Proprio
mentre infuriava la reazione borbonica, spietata e sanguinaria,
nel settembre del 1799, quasi novantenne, nella sua casa di campagna,
si spegneva il vecchio don Gennaro Falanga. Era stato parroco e
poi preposito curato per ben cinquantotto anni.
Il 27 dello stesso mese i governatori laici della chiesa di S. Croce,
avvalendosi del loro diritto di nomina - come giustamente scrive
il Garofalo, e non come aveva scritto il pronipote del Beato, il
sac. Giuseppe Romano, secondo il quale
Il governo laico di allora DICEVA DI AVERE DIRITTO di nominare e
presentare all'Ordinario Diocesano il Preposito Curato -
All'unanimità segnalarono alla Curia arcivescovile il
nome di Vincenzo Romano.
Don Giuseppe Romano scrisse pure (1881) che il prozio andò
a prostrarsi ai piedi del cardinale supplicandolo di nominare un
sacerdote più degno di lui e che l'Eminentissimo Porporato
Con tuono autorevole di voce preruppe: Ebbene?

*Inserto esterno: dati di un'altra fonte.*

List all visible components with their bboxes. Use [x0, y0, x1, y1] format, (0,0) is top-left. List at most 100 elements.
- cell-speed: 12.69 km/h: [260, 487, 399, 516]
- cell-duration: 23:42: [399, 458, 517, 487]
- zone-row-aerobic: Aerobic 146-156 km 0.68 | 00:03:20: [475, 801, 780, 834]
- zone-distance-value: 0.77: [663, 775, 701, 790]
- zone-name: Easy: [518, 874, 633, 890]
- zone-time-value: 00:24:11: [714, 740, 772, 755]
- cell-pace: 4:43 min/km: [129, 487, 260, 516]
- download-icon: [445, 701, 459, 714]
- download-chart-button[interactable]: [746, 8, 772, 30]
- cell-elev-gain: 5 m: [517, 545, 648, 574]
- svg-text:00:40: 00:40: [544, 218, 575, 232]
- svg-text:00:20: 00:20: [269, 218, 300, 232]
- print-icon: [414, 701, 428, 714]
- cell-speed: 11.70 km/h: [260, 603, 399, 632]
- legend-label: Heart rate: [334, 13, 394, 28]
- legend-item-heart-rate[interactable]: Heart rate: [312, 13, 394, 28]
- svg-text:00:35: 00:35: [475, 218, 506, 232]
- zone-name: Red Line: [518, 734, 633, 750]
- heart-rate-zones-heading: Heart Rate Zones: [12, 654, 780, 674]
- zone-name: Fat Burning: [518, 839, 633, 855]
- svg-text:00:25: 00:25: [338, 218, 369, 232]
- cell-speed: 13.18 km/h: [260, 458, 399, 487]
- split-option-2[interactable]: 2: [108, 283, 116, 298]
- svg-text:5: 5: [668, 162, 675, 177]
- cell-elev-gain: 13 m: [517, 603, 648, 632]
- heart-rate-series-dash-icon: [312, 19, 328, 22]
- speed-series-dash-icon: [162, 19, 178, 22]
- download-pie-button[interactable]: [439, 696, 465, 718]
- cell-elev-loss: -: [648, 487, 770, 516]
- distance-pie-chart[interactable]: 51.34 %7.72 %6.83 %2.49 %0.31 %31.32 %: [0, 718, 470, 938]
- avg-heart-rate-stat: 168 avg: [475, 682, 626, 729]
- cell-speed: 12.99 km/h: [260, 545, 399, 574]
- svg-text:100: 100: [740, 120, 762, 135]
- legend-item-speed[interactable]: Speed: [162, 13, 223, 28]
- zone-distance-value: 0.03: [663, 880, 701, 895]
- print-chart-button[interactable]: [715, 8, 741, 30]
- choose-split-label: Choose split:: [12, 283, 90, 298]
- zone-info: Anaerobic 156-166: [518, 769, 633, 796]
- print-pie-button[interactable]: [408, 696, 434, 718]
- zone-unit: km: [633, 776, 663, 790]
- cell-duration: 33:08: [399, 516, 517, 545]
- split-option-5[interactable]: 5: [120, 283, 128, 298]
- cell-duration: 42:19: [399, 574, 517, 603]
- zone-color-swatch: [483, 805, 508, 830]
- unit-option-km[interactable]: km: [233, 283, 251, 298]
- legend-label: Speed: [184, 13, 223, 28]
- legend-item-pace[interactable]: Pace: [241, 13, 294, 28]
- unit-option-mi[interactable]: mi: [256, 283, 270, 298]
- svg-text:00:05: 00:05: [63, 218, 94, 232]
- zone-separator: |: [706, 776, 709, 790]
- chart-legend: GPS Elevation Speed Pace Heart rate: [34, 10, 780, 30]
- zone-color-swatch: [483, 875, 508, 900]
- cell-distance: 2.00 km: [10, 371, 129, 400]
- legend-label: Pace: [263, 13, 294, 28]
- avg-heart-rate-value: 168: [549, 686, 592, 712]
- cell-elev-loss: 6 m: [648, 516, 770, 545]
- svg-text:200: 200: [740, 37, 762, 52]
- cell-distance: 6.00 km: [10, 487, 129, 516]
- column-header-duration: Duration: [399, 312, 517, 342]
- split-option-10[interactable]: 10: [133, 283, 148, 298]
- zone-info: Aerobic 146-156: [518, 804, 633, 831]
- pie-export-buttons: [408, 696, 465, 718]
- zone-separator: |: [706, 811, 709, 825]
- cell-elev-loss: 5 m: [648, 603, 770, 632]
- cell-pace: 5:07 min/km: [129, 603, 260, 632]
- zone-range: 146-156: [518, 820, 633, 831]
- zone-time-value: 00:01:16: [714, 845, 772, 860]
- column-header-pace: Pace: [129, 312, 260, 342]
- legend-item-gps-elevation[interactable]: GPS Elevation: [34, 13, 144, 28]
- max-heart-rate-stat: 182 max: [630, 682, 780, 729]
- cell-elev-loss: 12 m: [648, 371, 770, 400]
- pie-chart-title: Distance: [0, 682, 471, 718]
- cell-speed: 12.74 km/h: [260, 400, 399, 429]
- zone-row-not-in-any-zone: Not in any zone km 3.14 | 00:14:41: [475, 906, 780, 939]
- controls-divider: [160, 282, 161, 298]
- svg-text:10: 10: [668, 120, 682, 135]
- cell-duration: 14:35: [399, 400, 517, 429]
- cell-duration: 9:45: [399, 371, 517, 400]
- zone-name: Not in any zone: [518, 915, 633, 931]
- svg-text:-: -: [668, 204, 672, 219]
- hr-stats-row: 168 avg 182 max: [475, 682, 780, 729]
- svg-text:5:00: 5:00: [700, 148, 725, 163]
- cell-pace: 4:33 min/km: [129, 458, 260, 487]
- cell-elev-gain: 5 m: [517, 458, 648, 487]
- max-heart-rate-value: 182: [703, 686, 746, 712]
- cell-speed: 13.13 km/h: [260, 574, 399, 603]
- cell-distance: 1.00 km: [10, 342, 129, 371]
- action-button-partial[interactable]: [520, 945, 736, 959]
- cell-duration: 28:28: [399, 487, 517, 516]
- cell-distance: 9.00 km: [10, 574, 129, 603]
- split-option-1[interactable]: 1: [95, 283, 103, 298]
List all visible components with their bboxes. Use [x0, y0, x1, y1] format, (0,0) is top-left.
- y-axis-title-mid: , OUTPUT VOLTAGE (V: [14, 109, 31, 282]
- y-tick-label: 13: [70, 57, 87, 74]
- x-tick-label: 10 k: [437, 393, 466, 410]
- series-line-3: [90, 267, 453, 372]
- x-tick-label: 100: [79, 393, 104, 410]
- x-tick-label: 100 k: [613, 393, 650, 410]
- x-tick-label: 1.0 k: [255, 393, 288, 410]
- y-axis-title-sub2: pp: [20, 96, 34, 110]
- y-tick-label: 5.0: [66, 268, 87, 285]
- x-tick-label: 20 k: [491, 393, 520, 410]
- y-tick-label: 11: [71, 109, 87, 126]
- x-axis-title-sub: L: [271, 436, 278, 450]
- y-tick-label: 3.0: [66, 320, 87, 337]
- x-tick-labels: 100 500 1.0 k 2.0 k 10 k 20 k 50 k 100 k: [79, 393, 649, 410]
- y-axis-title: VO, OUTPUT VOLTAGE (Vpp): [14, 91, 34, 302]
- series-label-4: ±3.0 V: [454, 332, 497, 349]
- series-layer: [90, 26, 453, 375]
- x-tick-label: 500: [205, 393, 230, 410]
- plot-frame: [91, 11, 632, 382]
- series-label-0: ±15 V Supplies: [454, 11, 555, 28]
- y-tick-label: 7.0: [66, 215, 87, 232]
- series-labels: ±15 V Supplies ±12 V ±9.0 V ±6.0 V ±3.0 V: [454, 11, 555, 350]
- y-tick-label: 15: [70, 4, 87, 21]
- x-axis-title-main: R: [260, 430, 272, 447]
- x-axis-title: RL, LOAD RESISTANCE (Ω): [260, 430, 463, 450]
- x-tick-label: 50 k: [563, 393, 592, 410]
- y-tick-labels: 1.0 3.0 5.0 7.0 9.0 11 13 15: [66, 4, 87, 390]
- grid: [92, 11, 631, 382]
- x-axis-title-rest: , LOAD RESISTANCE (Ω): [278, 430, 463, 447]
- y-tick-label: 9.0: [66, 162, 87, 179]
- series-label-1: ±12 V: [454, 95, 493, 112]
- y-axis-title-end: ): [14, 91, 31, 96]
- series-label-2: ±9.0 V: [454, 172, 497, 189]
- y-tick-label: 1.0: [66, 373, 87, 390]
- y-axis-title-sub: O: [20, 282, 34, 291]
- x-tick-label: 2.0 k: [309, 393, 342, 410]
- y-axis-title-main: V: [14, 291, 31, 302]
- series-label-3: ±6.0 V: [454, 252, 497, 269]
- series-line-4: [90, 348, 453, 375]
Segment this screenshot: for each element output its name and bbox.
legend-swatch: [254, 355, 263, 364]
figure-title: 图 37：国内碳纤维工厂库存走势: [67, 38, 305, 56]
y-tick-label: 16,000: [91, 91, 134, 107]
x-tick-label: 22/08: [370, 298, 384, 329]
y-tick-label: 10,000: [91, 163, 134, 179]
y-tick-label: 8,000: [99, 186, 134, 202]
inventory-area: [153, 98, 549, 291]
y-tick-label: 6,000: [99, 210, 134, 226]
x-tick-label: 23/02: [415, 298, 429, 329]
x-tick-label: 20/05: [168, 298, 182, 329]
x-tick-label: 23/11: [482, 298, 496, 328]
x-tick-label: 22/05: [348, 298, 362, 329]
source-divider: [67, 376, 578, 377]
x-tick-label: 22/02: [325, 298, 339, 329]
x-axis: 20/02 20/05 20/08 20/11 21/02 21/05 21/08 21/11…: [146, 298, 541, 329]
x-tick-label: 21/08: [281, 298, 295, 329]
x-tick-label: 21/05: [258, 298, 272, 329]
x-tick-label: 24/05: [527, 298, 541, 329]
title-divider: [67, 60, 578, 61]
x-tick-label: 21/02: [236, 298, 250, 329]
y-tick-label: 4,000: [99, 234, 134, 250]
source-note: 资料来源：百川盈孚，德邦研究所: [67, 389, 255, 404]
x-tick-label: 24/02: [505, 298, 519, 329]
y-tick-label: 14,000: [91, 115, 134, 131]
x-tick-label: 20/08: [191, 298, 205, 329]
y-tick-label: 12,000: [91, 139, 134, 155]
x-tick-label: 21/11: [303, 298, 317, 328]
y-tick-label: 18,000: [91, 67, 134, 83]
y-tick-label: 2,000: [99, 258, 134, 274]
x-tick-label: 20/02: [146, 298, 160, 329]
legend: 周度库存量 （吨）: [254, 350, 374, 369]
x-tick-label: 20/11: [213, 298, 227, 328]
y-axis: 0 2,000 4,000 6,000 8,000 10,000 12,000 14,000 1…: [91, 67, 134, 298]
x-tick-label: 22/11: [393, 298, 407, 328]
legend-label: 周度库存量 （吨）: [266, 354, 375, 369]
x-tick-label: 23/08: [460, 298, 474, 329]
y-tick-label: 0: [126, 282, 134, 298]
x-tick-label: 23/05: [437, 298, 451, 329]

Che cosa avete
promessa nella S. Ordinazione
Al proprio Vescovo? Eminentissimo - rispose Vincenzo - Obbedienza
- Dunque - replicò l'Eminentissimo Arcivescovo - Obbedite.
Certamente non si tratta dell'arcivescovo, perché il
vecchio cardinale Zurlo, fin dal 5 agosto, aveva lasciato l'Arcivescovado,
dove morirà il 31 dicembre 1801, senza mai più tornare
a Napoli, e data la sua tarda età, non poté nemmeno
partecipare al Conclave di Venezia in cui, il 14 marzo 1800, venne
eletto papa Pio VII.
Al cardinale Giuseppe Capace Zurlo, sulla Cattedra di S. Aspreno,
seguì il napoletano Giovanni Vincenzo Manforte che fu arcivescovo
di Napoli soltanto per sedici giorni. A questo successe il cardinale
Luigi Ruffo Scilla.
Nel 1806 la grande mole della nuova chiesa di S. Croce era già
stata completata e coperta in tutta la parte grezza, tanto che don
Vincenzo volle benedirla, anche se occorrevano ancora anni ed anni
per portare a termine la colossale opera.